⚠️This fact has been debunked
The 12.6 miles figure is a commonly cited myth, possibly derived from Dvorak's exaggerated estimates about QWERTY keyboards (12-20 miles). Modern analysis shows that even heavy typists' fingers travel approximately 1-1.5 miles per day. To actually reach 12 miles, you'd need to type all of 'A Tale of Two Cities' in a single workday. Sources: https://patorjk.com/blog/2009/07/12/typing-distance/ and https://digitalbunker.dev/how-far-do-your-fingers-travel-when-typing/
On an average work day, a typist's fingers travel 12.6 miles.
Do Typists' Fingers Really Travel 12.6 Miles a Day?
You've probably heard this one before: a typist's fingers travel 12.6 miles during an average workday. It's been shared on social media, quoted in trivia books, and even tweeted by Intel back in 2014. There's just one problem—it's wildly exaggerated.
The real number? About 1 to 1.5 miles per day for most typists. That's still impressive when you think about it, but it's nowhere near the marathon-level distances that get thrown around.

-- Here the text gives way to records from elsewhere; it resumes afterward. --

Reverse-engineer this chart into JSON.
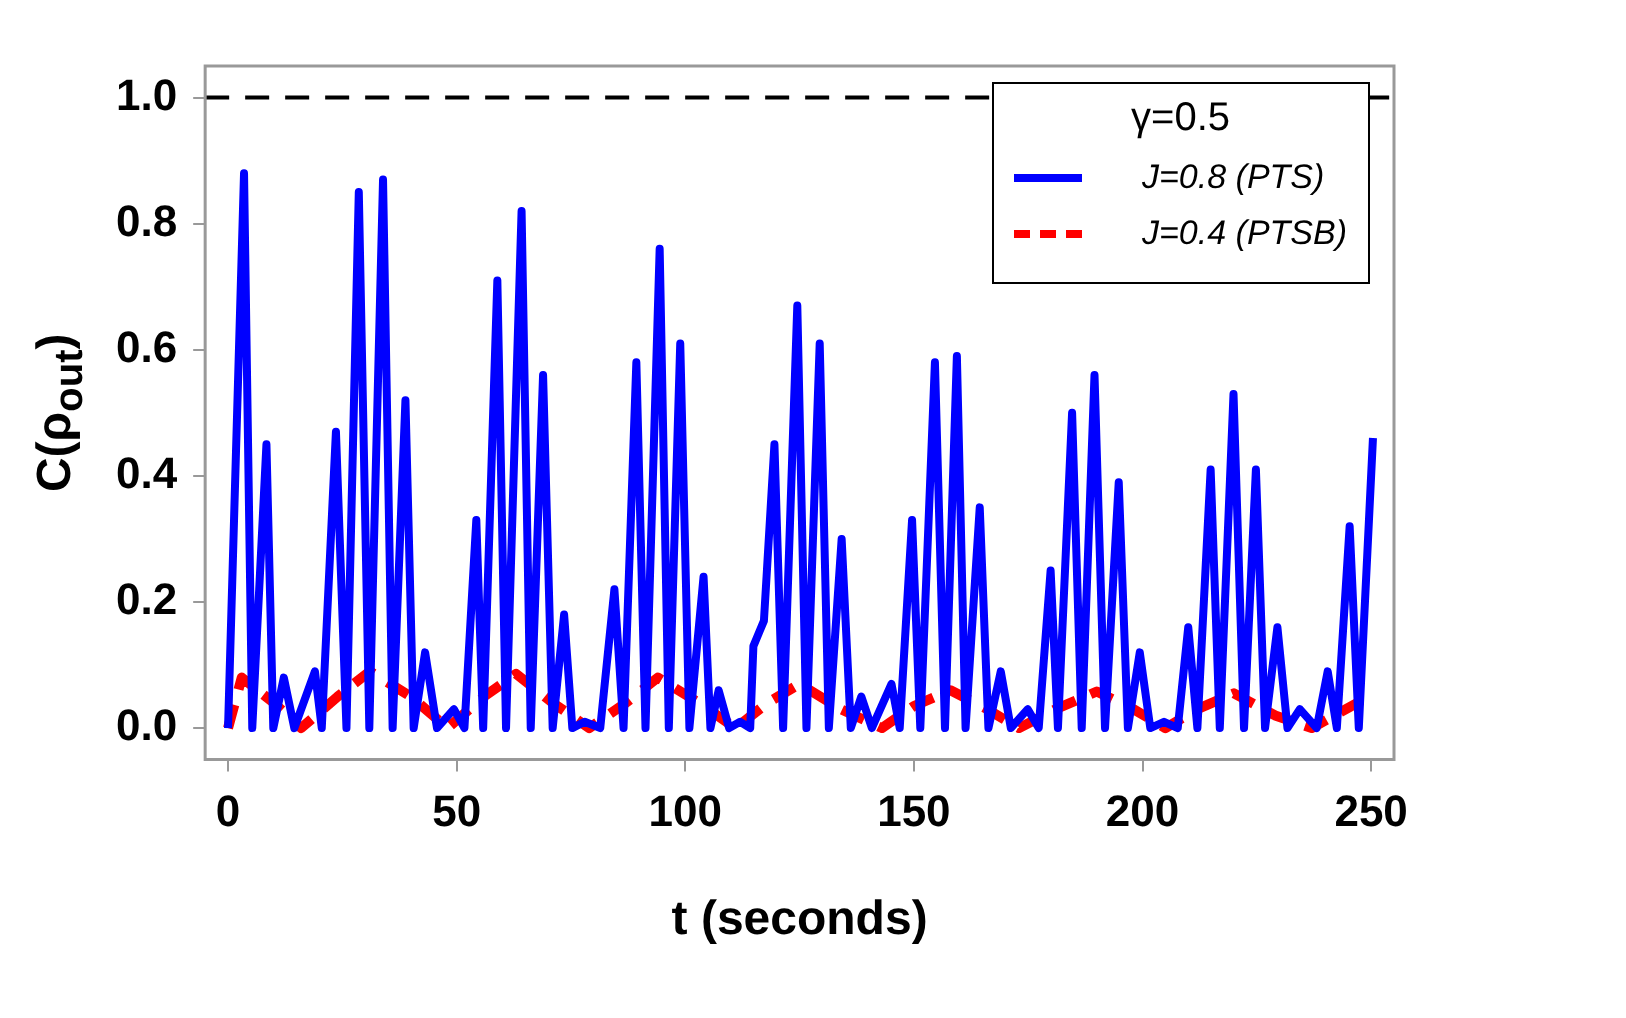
{
  "chart_data": {
    "type": "line",
    "xlabel": "t (seconds)",
    "ylabel": "C(ρ$_{out}$)",
    "legend_title": "γ=0.5",
    "legend": "top right",
    "grid": false,
    "marker": "none",
    "xlim": [
      -5,
      255
    ],
    "ylim": [
      -0.05,
      1.05
    ],
    "xticks": [
      0,
      50,
      100,
      150,
      200,
      250
    ],
    "yticks": [
      {
        "value": 0,
        "label": "0.0"
      },
      {
        "value": 0.2,
        "label": "0.2"
      },
      {
        "value": 0.4,
        "label": "0.4"
      },
      {
        "value": 0.6,
        "label": "0.6"
      },
      {
        "value": 0.8,
        "label": "0.8"
      },
      {
        "value": 1,
        "label": "1.0"
      }
    ],
    "ref_lines": [
      {
        "axis": "y",
        "value": 1,
        "label": null,
        "color": "#000000",
        "line_style": "dashed"
      }
    ],
    "series": [
      {
        "name": "J=0.8 (PTS)",
        "color": "#0000ff",
        "line_style": "solid",
        "x": [
          0,
          3.5,
          5.3,
          8.4,
          9.9,
          12.2,
          14.5,
          19,
          20.5,
          23.6,
          25.9,
          28.6,
          30.9,
          33.9,
          36,
          38.8,
          40.6,
          43.1,
          45.7,
          49.4,
          51.7,
          54.3,
          55.8,
          58.9,
          60.8,
          64.2,
          66.2,
          68.9,
          71,
          73.5,
          75.3,
          78,
          81.4,
          84.5,
          86.5,
          89.3,
          91.3,
          94.4,
          96.4,
          98.9,
          100.9,
          104,
          105.5,
          107.3,
          109.6,
          112,
          114.2,
          114.9,
          117.2,
          119.5,
          121.4,
          124.5,
          126.5,
          129.4,
          131.4,
          134.2,
          136.2,
          138.5,
          140.8,
          145.1,
          146.9,
          149.6,
          151.4,
          154.6,
          156.8,
          159.4,
          161.3,
          164.4,
          166.3,
          169,
          171.2,
          174.9,
          177.3,
          179.9,
          181.5,
          184.6,
          186.7,
          189.5,
          191.8,
          194.8,
          196.8,
          199.4,
          201.7,
          204.7,
          207.7,
          210,
          212,
          214.9,
          216.9,
          219.9,
          222.2,
          224.8,
          226.8,
          229.5,
          231.7,
          234.4,
          238.1,
          240.5,
          242.5,
          245.3,
          247.3,
          250.4
        ],
        "values": [
          0,
          0.88,
          0,
          0.45,
          0,
          0.08,
          0,
          0.09,
          0,
          0.47,
          0,
          0.85,
          0,
          0.87,
          0,
          0.52,
          0,
          0.12,
          0,
          0.03,
          0,
          0.33,
          0,
          0.71,
          0,
          0.82,
          0,
          0.56,
          0,
          0.18,
          0,
          0.01,
          0,
          0.22,
          0,
          0.58,
          0,
          0.76,
          0,
          0.61,
          0,
          0.24,
          0,
          0.06,
          0,
          0.01,
          0,
          0.13,
          0.17,
          0.45,
          0,
          0.67,
          0,
          0.61,
          0,
          0.3,
          0,
          0.05,
          0,
          0.07,
          0,
          0.33,
          0,
          0.58,
          0,
          0.59,
          0,
          0.35,
          0,
          0.09,
          0,
          0.03,
          0,
          0.25,
          0,
          0.5,
          0,
          0.56,
          0,
          0.39,
          0,
          0.12,
          0,
          0.01,
          0,
          0.16,
          0,
          0.41,
          0,
          0.53,
          0,
          0.41,
          0,
          0.16,
          0,
          0.03,
          0,
          0.09,
          0,
          0.32,
          0,
          0.46
        ]
      },
      {
        "name": "J=0.4 (PTSB)",
        "color": "#ff0000",
        "line_style": "dashed",
        "x": [
          0,
          3,
          10,
          16,
          24,
          31,
          40,
          48,
          56,
          63,
          71,
          79,
          87,
          94,
          103,
          111,
          118,
          125,
          134,
          143,
          150,
          158,
          166,
          173,
          181,
          190,
          198,
          205,
          212,
          220,
          229,
          237,
          248
        ],
        "values": [
          0,
          0.08,
          0.04,
          0,
          0.05,
          0.09,
          0.05,
          0,
          0.05,
          0.086,
          0.04,
          0,
          0.04,
          0.08,
          0.04,
          0,
          0.04,
          0.07,
          0.03,
          0,
          0.035,
          0.06,
          0.03,
          0,
          0.03,
          0.058,
          0.03,
          0,
          0.03,
          0.055,
          0.02,
          0,
          0.044
        ]
      }
    ]
  }
}
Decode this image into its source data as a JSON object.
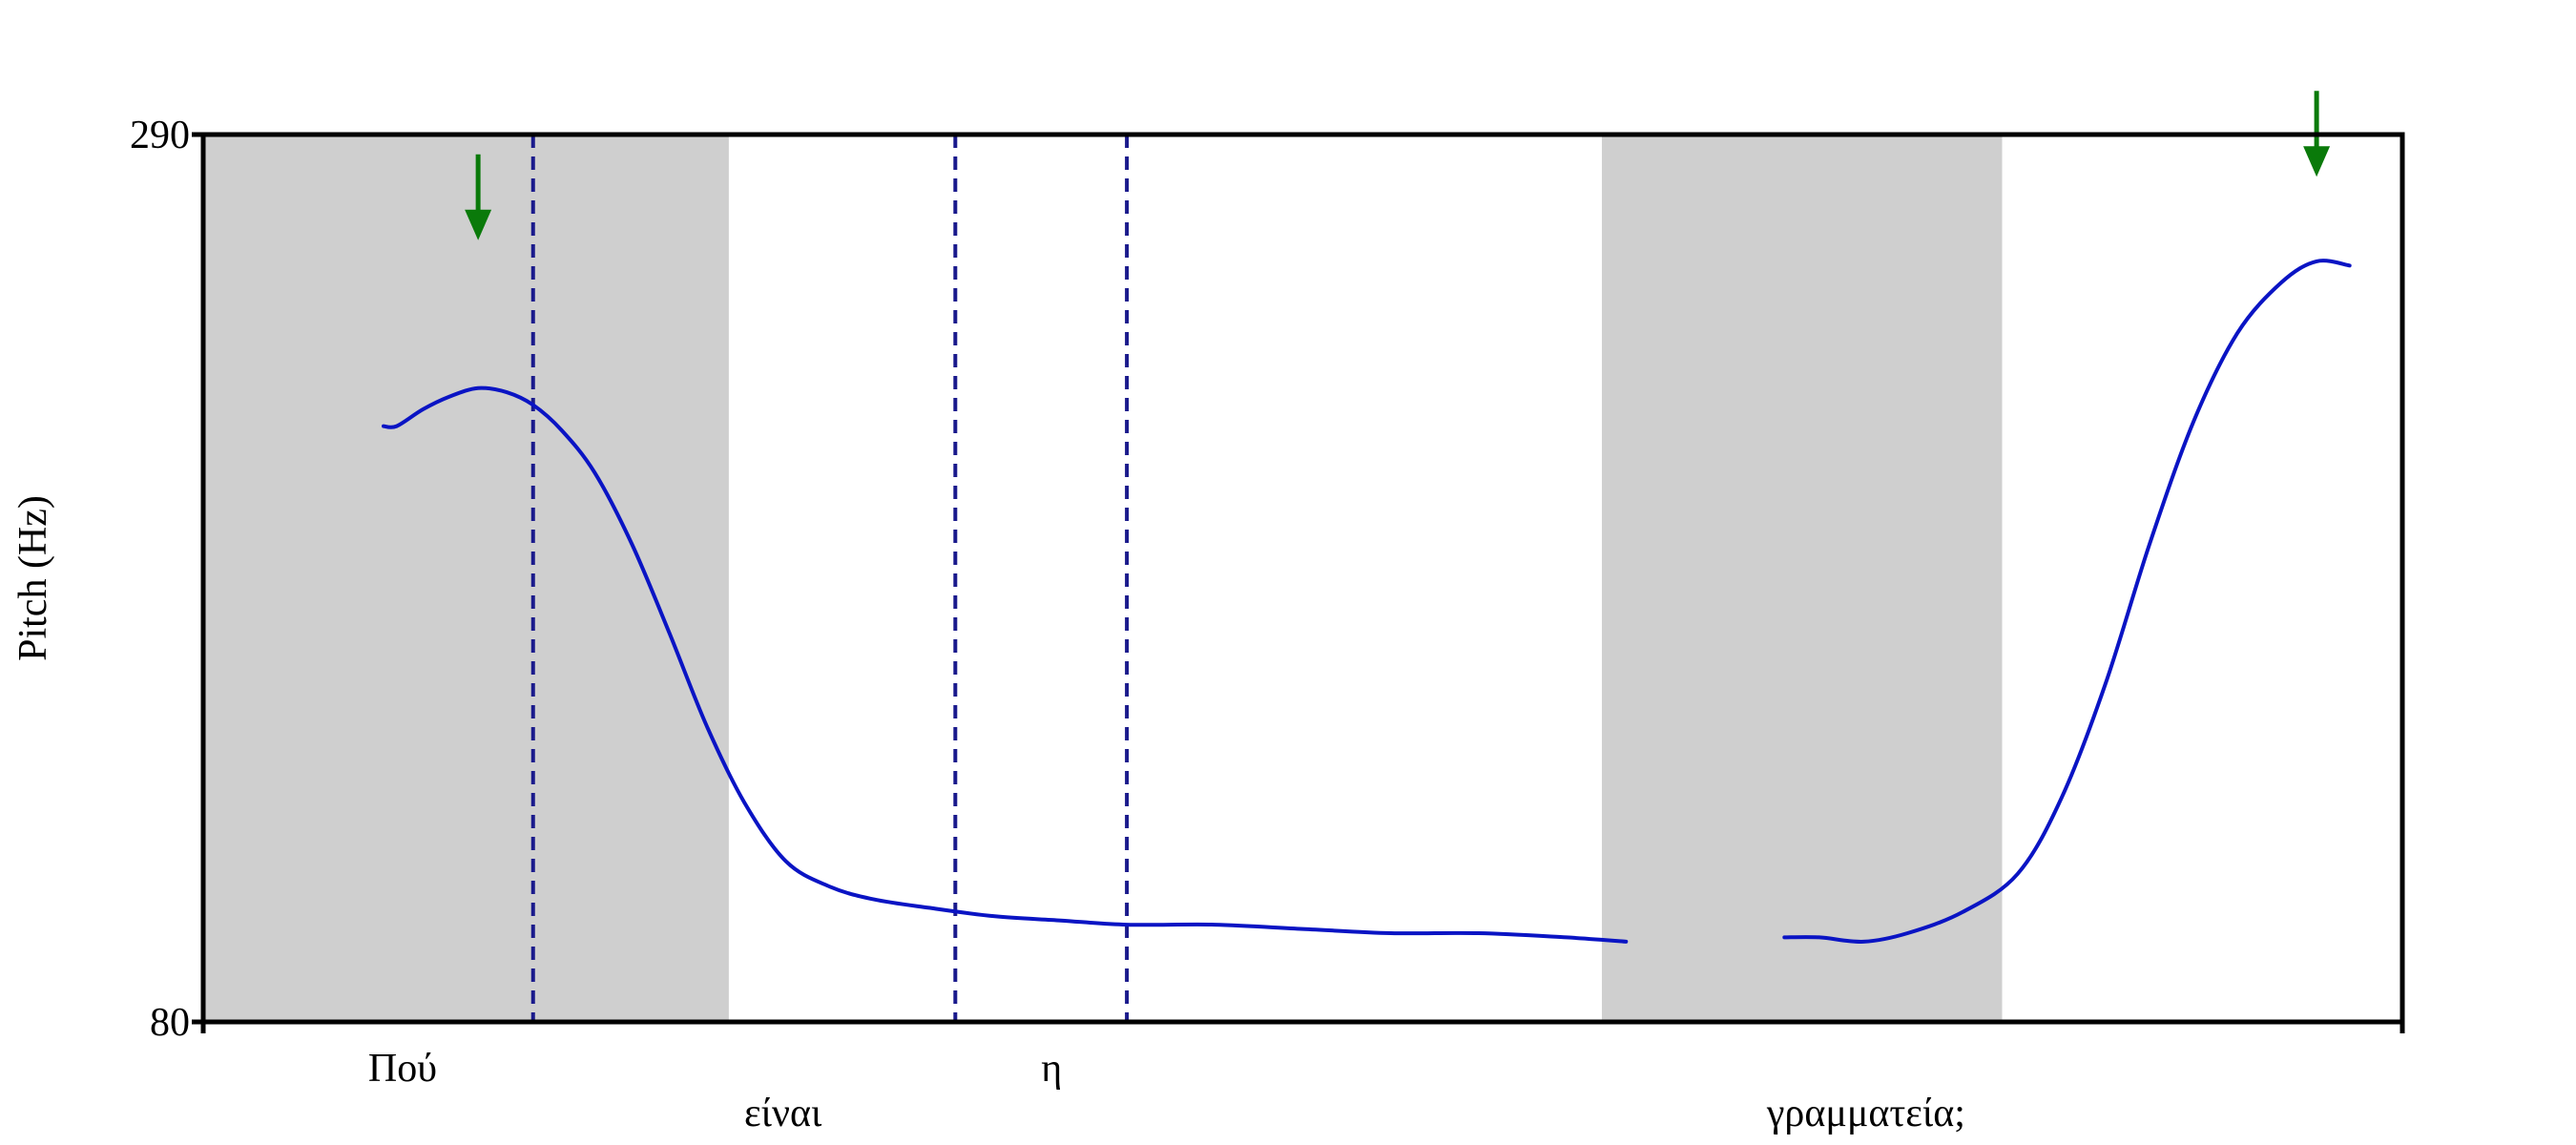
{
  "chart_data": {
    "type": "line",
    "title": "",
    "xlabel": "",
    "ylabel": "Pitch (Hz)",
    "ylim": [
      80,
      290
    ],
    "y_ticks": [
      {
        "value": 290,
        "label": "290"
      },
      {
        "value": 80,
        "label": "80"
      }
    ],
    "xlim": [
      0,
      1
    ],
    "grid": false,
    "legend": "none",
    "colors": {
      "pitch_line": "#0a14c4",
      "boundary_line": "#1a1a8c",
      "shaded_region": "#cfcfcf",
      "arrow": "#0a7a0a",
      "axis": "#000000"
    },
    "shaded_regions": [
      {
        "x_start": 0.0,
        "x_end": 0.239
      },
      {
        "x_start": 0.636,
        "x_end": 0.818
      }
    ],
    "boundaries": [
      0.15,
      0.342,
      0.42
    ],
    "words": [
      {
        "text": "Πού",
        "x": 0.075,
        "row": 1
      },
      {
        "text": "είναι",
        "x": 0.246,
        "row": 2
      },
      {
        "text": "η",
        "x": 0.381,
        "row": 1
      },
      {
        "text": "γραμματεία;",
        "x": 0.711,
        "row": 2
      }
    ],
    "arrows": [
      {
        "x": 0.125,
        "y": 265
      },
      {
        "x": 0.961,
        "y": 280
      }
    ],
    "series": [
      {
        "values": [
          {
            "x": 0.082,
            "y": 221
          },
          {
            "x": 0.088,
            "y": 221
          },
          {
            "x": 0.1,
            "y": 225
          },
          {
            "x": 0.112,
            "y": 228
          },
          {
            "x": 0.125,
            "y": 230
          },
          {
            "x": 0.138,
            "y": 229
          },
          {
            "x": 0.15,
            "y": 226
          },
          {
            "x": 0.163,
            "y": 220
          },
          {
            "x": 0.178,
            "y": 210
          },
          {
            "x": 0.195,
            "y": 193
          },
          {
            "x": 0.212,
            "y": 172
          },
          {
            "x": 0.229,
            "y": 150
          },
          {
            "x": 0.246,
            "y": 132
          },
          {
            "x": 0.265,
            "y": 118
          },
          {
            "x": 0.285,
            "y": 112
          },
          {
            "x": 0.305,
            "y": 109
          },
          {
            "x": 0.33,
            "y": 107
          },
          {
            "x": 0.36,
            "y": 105
          },
          {
            "x": 0.39,
            "y": 104
          },
          {
            "x": 0.42,
            "y": 103
          },
          {
            "x": 0.46,
            "y": 103
          },
          {
            "x": 0.5,
            "y": 102
          },
          {
            "x": 0.54,
            "y": 101
          },
          {
            "x": 0.58,
            "y": 101
          },
          {
            "x": 0.62,
            "y": 100
          },
          {
            "x": 0.647,
            "y": 99
          },
          {
            "x": null,
            "y": null
          },
          {
            "x": 0.719,
            "y": 100
          },
          {
            "x": 0.735,
            "y": 100
          },
          {
            "x": 0.755,
            "y": 99
          },
          {
            "x": 0.775,
            "y": 101
          },
          {
            "x": 0.8,
            "y": 106
          },
          {
            "x": 0.825,
            "y": 115
          },
          {
            "x": 0.845,
            "y": 133
          },
          {
            "x": 0.865,
            "y": 160
          },
          {
            "x": 0.885,
            "y": 193
          },
          {
            "x": 0.905,
            "y": 222
          },
          {
            "x": 0.925,
            "y": 243
          },
          {
            "x": 0.945,
            "y": 255
          },
          {
            "x": 0.961,
            "y": 260
          },
          {
            "x": 0.976,
            "y": 259
          }
        ]
      }
    ]
  }
}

Where Did 12.6 Miles Come From?
The origins of this myth likely trace back to August Dvorak, inventor of the Dvorak keyboard layout. In his campaign to prove QWERTY was inefficient, Dvorak claimed that fingers traveled between 12 and 20 miles per day on a QWERTY keyboard. His solution? The Dvorak layout, which he said reduced that distance dramatically.
Here's the thing: Dvorak's numbers were theoretical maximums based on extreme typing scenarios, not typical office work. But the statistic was catchy, so it stuck around—morphing into the oddly specific "12.6 miles" figure that gets repeated today.
What Does the Math Actually Say?
Modern researchers have crunched the numbers, and they tell a very different story. To actually travel 12 miles in a day, you'd need to type something like the entire novel A Tale of Two Cities—roughly 135,000 words—in eight hours. That's 281 words per minute, non-stop, with no breaks.
For context, professional typists average 65-75 words per minute. Even court reporters, who are among the fastest in the world, typically hit 180-200 WPM using specialized equipment. The 12-mile claim just doesn't hold up against real-world typing patterns.
So How Far Do Fingers Really Travel?
Studies analyzing actual typing behavior show that fingers travel between 1 and 1.5 miles during a typical workday for average to above-average typists. This accounts for:
- Horizontal movement across the keyboard to reach different keys
- The specific layout of the keyboard (QWERTY vs. Dvorak vs. Colemak)
- Realistic typing speeds and break patterns
- The types of documents people actually write
Keyboard layout does make a difference, though. When typing the 1,000 most common English words, fingers travel about 160 meters on QWERTY, 95 meters on Dvorak, and 80 meters on Colemak. Dvorak wasn't wrong that alternative layouts reduce finger travel—he was just wrong about the baseline distance.
Why Does This Myth Persist?
Big numbers are memorable. "12.6 miles" sounds more impressive than "1.5 miles," so it gets shared more often. It also taps into our sense that office work is exhausting—the idea that your fingers are running a half-marathon at your desk feels true, even if it isn't.
Plus, there's no agreed-upon authority fact-checking these claims. Once a statistic enters the trivia ecosystem, it can circulate for decades without scrutiny. This one made it all the way to a Fortune 500 company's Twitter account.
The truth is still fascinating: your fingers travel over a mile every single workday, dancing across keys thousands of times to turn thoughts into text. That's remarkable enough without the exaggeration.